Virginity at university
Two anonymous writers tell us what it’s like being a virgin at university, and if it’s anything to worry about…
When I came to uni, I had never been in a relationship. I was full of crushing worries about loneliness and being around happy couples throughout my time here. That’s why I was overjoyed when I met someone and got to spend my days with a person who was special to me.
We did it towards the end of our relationship, and, to be honest, I don’t really see the big deal.
For a start, I don’t see why it’s anyone else’s business anyway…
My preconceptions (which, admittedly, came from movies) were completely wrong – far from the sensual and loving experience it is portrayed to be, I found it one of the least romantic and most incredibly awkward moments of my life, and I was kind of glad when it was done. Did it make me feel better about myself? Not really, no. If anything, it just felt like ticking something off a list. Is it a problem being a virgin at uni? Again, no. For a start, I don’t see why it’s anyone else’s business anyway, and to my mind, what you get up to in private should remain there. With all the worries I had about it when coming to university, it turned out to be an incredible anti-climax, and, if I’d known that before, it would have saved me a lot of upset. I don’t believe that being a virgin should have any form of stigma attached to it, and I sincerely wish that I hadn’t been so affected by societal pressure to rush into it.

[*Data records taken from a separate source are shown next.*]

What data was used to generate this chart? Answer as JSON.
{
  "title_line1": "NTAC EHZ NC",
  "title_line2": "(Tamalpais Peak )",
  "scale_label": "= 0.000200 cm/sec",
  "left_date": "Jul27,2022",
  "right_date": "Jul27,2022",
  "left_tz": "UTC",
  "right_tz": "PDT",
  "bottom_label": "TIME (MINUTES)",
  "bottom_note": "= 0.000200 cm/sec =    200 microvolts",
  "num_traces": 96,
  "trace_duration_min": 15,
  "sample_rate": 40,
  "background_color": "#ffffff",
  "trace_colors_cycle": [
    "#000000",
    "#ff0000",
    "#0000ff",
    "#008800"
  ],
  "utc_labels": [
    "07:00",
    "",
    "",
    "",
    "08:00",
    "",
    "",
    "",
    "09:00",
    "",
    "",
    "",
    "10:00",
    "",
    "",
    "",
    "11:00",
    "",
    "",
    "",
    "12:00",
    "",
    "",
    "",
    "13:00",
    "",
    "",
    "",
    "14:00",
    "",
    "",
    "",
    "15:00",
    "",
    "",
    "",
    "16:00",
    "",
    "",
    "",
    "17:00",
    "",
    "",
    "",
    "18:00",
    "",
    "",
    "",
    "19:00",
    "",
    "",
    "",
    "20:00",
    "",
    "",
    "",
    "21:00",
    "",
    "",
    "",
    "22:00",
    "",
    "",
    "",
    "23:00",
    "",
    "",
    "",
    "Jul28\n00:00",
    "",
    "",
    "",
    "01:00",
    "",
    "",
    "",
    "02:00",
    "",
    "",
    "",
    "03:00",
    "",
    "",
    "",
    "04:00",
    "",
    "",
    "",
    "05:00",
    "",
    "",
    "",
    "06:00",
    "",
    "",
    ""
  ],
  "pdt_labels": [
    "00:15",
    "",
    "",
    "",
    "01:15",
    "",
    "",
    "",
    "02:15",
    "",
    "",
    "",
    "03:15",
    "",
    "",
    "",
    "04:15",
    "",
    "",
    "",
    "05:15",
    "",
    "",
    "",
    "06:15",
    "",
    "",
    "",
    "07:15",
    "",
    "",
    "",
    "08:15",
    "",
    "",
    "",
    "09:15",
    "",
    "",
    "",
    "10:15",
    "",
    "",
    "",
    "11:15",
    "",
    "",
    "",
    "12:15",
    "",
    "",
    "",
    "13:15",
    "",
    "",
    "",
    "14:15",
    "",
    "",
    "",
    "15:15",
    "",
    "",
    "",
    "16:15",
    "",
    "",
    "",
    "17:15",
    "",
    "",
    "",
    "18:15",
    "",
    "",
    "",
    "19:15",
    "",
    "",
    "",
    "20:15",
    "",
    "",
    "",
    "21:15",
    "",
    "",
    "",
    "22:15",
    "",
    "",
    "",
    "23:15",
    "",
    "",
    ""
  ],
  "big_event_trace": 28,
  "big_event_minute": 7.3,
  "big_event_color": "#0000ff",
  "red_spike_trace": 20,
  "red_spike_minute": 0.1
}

I’m a girl, 19, and a virgin. I’m not religious, have had no bad sexual experiences in my past, and I’m pretty average lookswise, yet remain flower-intact. For me, sex isn’t a goal or something to aim for, but I’m also not afraid of it. I suppose I’m living the cliché of ‘waiting for the right one.’ I’ve been in relationships before (admittedly, very brief ones), but have never felt comfortable enough to go the distance, and although that’s left some pretty dissatisfied male egos, I don’t regret it in the slightest. Your sexual status has nothing to do with anyone else – it’s about you, and only you. I don’t feel ashamed that I’m a virgin (even though I’m not quite confident enough to publish my name in this paper) but neither is it something to be proud of or hold over other people. I know that one day I’ll meet the right person and will feel completely comfortable having sex, but until then, I’m more than happy to wait.